ロシアの道 — 世界の壁「Panasonic — ジャンヌ北壁II」
チームメンバー:
アレクサンドル・オディンツォフ(サンクトペテルブルク)— 「ロシアの道 — 世界の壁」プロジェクトリーダー、国際スポーツマスター、最高位インストラクナル、旧ソ連およびロシアのテクニカルクラスでのチャンピオンとメダリスト
アレクサンドル・ルチキン(サンクトペテルブルク)— 国際スポーツマスター、旧ソ連およびロシアのテクニカルクラスでのチャンピオンとメダリスト
ミハイル・ペルシン(サンクトペテルブルク)— 国際スポーツマスター、1999年ロシア最優秀アルピニスト、ロシア代表マルチスポーツ(サバイバルレース)
ニコライ・トトミアニン(サンクトペテルブルク)— スポーツマスター、ガイド、旧ソ連およびロシアの高度クラスでのチャンピオンとメダリスト、2003年5月15日に無酸素でエベレスト山頂に到達した唯一のアルピニスト
ミハイル・ミハイロフ(ビシュケク)— スポーツマスター、ガイド、ハイアットオペレーター
アレクセイ・ボロトフ(エカテリンブルク)— スポーツマスター、旧ソ連およびロシアチャンピオン、ロシア代表マルチスポーツ(サバイバルレース)。
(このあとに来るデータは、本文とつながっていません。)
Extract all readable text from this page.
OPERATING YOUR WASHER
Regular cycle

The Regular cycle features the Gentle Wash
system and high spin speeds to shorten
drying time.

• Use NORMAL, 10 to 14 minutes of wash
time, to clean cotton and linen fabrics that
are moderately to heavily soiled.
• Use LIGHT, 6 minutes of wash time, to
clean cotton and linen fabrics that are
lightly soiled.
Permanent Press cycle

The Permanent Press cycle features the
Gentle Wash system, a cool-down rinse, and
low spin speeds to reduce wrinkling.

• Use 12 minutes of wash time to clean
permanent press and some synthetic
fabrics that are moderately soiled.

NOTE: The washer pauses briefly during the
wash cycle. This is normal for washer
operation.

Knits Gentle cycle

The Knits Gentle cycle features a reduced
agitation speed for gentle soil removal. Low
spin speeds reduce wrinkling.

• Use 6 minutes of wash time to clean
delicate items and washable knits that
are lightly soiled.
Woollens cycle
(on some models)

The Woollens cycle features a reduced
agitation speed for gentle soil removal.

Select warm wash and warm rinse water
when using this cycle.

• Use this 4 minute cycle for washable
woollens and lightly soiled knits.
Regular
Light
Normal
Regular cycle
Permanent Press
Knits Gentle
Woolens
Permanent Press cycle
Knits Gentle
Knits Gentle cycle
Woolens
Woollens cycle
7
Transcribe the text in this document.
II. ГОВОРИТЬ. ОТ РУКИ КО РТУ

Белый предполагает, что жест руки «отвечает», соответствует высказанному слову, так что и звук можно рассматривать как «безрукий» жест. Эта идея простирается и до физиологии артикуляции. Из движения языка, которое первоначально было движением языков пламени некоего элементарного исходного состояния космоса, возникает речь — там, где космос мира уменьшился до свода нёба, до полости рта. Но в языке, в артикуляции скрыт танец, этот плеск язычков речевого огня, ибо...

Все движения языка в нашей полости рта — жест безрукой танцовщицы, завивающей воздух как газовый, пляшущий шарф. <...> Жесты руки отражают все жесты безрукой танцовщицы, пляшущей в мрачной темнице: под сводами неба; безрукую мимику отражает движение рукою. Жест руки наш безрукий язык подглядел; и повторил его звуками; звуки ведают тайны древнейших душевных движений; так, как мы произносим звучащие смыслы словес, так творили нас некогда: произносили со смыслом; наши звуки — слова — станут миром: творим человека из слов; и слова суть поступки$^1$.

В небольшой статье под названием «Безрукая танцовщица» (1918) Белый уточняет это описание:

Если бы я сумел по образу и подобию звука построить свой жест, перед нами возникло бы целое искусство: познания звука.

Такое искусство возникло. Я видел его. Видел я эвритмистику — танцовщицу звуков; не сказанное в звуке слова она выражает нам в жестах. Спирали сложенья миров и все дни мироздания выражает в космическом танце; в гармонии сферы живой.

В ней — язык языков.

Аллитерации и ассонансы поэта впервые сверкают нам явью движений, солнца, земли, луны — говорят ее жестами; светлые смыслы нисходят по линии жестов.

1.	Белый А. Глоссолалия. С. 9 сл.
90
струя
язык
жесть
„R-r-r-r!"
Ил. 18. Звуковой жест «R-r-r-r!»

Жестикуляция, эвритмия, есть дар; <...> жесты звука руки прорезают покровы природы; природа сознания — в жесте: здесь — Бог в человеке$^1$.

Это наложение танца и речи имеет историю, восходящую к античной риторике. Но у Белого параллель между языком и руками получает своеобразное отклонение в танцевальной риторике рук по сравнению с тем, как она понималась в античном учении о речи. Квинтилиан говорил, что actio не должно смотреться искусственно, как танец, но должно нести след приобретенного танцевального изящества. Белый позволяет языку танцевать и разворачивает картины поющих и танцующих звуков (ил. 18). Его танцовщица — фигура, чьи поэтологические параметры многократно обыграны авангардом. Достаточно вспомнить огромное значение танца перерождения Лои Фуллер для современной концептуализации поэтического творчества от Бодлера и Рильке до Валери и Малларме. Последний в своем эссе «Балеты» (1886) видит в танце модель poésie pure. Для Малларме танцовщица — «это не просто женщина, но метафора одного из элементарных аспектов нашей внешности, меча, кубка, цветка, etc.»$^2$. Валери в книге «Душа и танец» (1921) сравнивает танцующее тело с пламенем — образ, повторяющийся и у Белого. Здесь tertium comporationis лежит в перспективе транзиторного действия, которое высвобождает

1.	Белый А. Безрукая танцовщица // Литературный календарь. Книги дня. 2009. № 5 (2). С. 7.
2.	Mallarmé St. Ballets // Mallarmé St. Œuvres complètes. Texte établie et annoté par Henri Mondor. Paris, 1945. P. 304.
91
1997年マカールー西壁登攀で「ゴールデンアイスハンマー」受賞
ドミトリー・パブレンコ(モスクワ)— スポーツマスター、ロシアチャンピオンとメダリスト。1997年マカールー西壁登攀で「ゴールデンアイスハンマー」受賞
セルゲイ・ボリソフ(エカテリンブルク)— 国際スポーツマスター、旧ソ連およびロシアでの複数回チャンピオンとメダリスト。1990-1991年ソ連最優秀アルピニスト
ゲンナディイ・キリエフスキー(マグニトゴルスク)— スポーツマスター、旧ソ連およびロシアのロッククラスでの複数回チャンピオンとメダリスト
ミハイル・バキン — 遠征医師、医学博士、外科医最高位

ヴィヴァ、勝利者たち!
アレクサンドル・オディンツォフ アレクサンドル・ルチキン ドミトリー・パブレンコ セルゲイ・ボリソフ ゲンナディイ・キリエフスキー ミハイル・ペルシン ニコライ・トトミアニン アレクセイ・ボロトフ ミハイル・ミハイロフ ミハイル・バキン(医師)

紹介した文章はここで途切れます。